4.2.2 Clear client – service provider agreement and Service Level Agreement

There must be a link between that cost of the services delivered and user satisfaction. This can be done through fee-for-service arrangements or some other mechanism. This link must be reflected in agreements between providers and users (Bergeron, 2003). These agreements should involve requirements on both user side as well on the supplier side via Service level agreements. The provider may be accountable for a price and service quality, but the user needs to be accountable for using the service appropri-ately (for example, conveying a requirement that is defined well enough to be met). It is important to be able to quantify at least some of what the organisation is getting through a shared service. Quantification should involve more than just the direct costs of a service, though this may be the easiest to measure. Quality matters, too. Since not everything can be quantified, there may be a need for qualitative measures as well.

4.2.3 A sound and solid project management approach

As mentioned before, shared service centre transformations are often large-scale change projects, including the various aspects of change management. Various key success factors for a successful shared services implementation can be identified (Burns and Yeaton, 2008). These areas require attention early in the planning so that the appropri-ate mechanisms can be developed and built into the implementation process.

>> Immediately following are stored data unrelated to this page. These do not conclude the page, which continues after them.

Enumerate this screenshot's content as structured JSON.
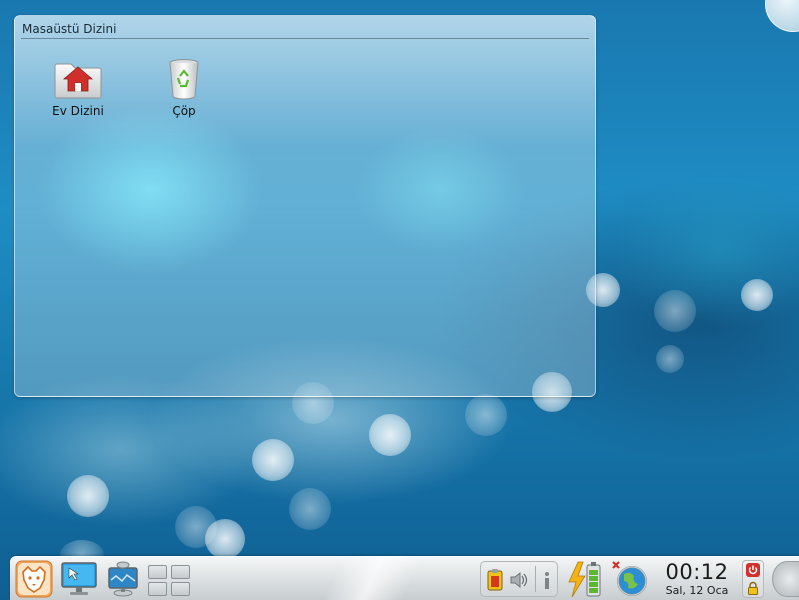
{
  "folderview": {
    "title": "Masaüstü Dizini",
    "icons": [
      {
        "label": "Ev Dizini",
        "icon": "home-folder-icon"
      },
      {
        "label": "Çöp",
        "icon": "trash-icon"
      }
    ]
  },
  "panel": {
    "launcher_icon": "kickoff-menu-icon",
    "show_desktop_icon": "show-desktop-icon",
    "network_icon": "network-icon",
    "pager_desktops": 4,
    "tray_icons": [
      "klipper-icon",
      "volume-icon",
      "notifications-icon"
    ],
    "power_icon": "battery-charging-icon",
    "update_icon": "update-globe-icon",
    "clock": {
      "time": "00:12",
      "date": "Sal, 12 Oca"
    },
    "shutdown_icon": "power-icon",
    "lock_icon": "lock-icon",
    "toolbox_icon": "panel-toolbox-icon"
  },
  "colors": {
    "wallpaper": "#1e8dc4",
    "shutdown_red": "#d0302c",
    "battery_green": "#5cb82c",
    "lightning_yellow": "#f3b316"
  }
}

The first factor identified is strong project management skills. Shared services initia-tives need clearly defined goals for the implementation and strong project leadership, not only at the senior level but also at the project team level. A carefully chosen project team should facilitate the planning process and serve as the liaison between the various constituent groups. For the implementation to progress as smoothly as possible, there is a need to unambiguously define an appropriate governance structure and assign responsibilities so that individuals can be held accountable for the progress of necessary tasks.

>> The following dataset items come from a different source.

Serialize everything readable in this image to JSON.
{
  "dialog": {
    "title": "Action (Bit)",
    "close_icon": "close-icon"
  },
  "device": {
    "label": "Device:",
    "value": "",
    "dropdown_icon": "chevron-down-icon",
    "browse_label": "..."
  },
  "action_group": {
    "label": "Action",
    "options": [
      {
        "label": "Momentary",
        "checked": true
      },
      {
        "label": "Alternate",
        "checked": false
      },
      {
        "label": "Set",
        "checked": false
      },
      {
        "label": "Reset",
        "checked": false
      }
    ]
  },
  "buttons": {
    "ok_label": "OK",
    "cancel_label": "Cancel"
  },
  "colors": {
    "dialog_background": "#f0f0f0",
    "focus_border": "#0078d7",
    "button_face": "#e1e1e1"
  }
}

Secondly, senior-level support entails someone willing to champion the shared services project and sell the concept to constituencies. This leader should have both credibility and tact. Senior-level support further ensures that both financial and human resources will be made available to support the project. The complex structural changes often required by shared services initiatives require special attention during the implementa-tion process. Change management provides a structured approach designed to transition an organisation from its current state to the desired future state. Change management efforts should begin very early in the planning and implementation process.

As described above, there are three approaches to system implementations: a direct cutover approach, a parallel approach, a phased approach. In general, a phased shared services implementation was commented as proven to be effective (Elston, 2014). This means that while the entire shared services implementation may be planned at the same time, taking the systems online in a phased process or incrementally. A phased process deems to be more manageable and less risky than a direct cutover approach, or ‘big bang’ approach, whereby all systems go online simultaneously.